From our partners at Turbo Tax
Are you planning to get married soon? If so, congratulations!
As you and your significant other plan for the big day and your life together, there is a lot to take into consideration. And as fun as planning your wedding may be, don’t forget about your taxes as well – just because you have hearts and flowers on your mind doesn’t mean that taxes will go into retreat!
The Marriage Penalty
Getting married and filing taxes jointly may raise your taxes if you both are high income earners. You’d think that the new tax law would take care of that so called “marriage tax penalty,” wouldn’t you? Well it may help, but only in part.
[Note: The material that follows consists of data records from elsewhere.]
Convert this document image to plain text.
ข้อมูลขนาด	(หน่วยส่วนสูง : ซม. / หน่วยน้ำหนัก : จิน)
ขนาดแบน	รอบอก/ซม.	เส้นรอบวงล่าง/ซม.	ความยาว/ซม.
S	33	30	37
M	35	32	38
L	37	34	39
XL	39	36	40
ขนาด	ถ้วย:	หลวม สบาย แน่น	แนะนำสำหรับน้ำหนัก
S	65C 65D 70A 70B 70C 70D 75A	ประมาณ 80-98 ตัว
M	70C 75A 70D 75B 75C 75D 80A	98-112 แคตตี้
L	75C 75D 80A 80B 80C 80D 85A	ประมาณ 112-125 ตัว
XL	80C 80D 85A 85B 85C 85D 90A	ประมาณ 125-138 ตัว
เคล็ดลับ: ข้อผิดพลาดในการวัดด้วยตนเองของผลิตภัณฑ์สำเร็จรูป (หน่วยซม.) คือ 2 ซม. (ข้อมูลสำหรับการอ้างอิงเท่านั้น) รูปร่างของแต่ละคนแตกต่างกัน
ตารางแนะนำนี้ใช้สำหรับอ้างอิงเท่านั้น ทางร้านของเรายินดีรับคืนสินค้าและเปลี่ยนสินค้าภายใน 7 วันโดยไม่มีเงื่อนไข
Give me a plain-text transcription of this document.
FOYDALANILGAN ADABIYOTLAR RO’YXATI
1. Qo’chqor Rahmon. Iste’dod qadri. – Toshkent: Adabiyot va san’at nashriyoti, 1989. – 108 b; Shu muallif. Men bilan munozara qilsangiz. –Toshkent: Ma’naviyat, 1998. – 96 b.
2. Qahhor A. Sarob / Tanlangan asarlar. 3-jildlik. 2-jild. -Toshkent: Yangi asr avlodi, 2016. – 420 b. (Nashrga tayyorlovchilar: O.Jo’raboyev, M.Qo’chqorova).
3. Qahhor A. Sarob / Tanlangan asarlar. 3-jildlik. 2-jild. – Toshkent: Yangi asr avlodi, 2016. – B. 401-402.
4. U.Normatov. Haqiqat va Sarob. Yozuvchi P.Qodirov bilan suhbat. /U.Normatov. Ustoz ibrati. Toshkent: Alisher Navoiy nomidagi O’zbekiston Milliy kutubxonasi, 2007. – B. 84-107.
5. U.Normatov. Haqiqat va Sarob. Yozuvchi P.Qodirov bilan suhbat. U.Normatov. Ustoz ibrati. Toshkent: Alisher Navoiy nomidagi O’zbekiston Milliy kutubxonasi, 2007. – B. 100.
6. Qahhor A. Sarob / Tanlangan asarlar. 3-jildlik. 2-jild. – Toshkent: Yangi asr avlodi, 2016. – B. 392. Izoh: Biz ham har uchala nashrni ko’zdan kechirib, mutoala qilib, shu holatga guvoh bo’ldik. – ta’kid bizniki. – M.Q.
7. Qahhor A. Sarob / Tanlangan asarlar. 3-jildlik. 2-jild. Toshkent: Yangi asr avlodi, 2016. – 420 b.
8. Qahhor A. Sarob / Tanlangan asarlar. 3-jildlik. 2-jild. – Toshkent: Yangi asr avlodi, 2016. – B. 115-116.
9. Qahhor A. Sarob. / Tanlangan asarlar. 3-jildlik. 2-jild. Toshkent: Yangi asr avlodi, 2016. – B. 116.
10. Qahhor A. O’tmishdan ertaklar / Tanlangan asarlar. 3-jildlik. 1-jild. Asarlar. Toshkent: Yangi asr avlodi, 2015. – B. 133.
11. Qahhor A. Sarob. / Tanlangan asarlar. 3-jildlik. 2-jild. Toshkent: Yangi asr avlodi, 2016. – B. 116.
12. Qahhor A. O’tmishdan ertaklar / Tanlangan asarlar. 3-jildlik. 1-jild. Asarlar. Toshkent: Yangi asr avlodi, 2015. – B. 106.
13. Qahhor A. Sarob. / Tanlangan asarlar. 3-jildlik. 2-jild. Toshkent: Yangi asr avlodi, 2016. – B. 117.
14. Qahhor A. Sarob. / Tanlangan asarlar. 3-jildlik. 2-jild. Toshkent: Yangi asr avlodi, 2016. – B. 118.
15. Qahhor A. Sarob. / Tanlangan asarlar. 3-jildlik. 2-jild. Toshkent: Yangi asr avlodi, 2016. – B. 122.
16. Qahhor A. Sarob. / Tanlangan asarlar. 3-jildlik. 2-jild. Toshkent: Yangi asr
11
Under the new law, married filing jointly income tax brackets have been structured to be about double those for single filers, except at the top 37% tax rate. In addition, the new law lowers a number of the tax rates and also changes the income thresholds at which the rates apply. As a result, the marriage tax penalty now will affect mostly higher income earners. Couples with a huge difference in their incomes may see their taxes go down, resulting in a marriage tax bonus.
Limitations on Itemized Deductions
If you and your intended own a house, you probably have itemized your deductions when filing as single in the past. Under the new tax law, your tax deduction for state and local property taxes, state income taxes and sales taxes are limited to $10,000 total, per return.
So, if your combined state and local property, income, and sales taxes exceed $10,000, that will be the maximum you can deduct, even though individually as singles you may not have hit that ceiling.
Most married couples file tax returns jointly, since married couples filing separately are barred from many tax deductions and credits. And besides, it’s easier and cheaper to have one tax return prepared rather than two. That being said, you’ll want to file separately if your attorney advises you to do so to keep your income separate for purposes of child support or alimony issues.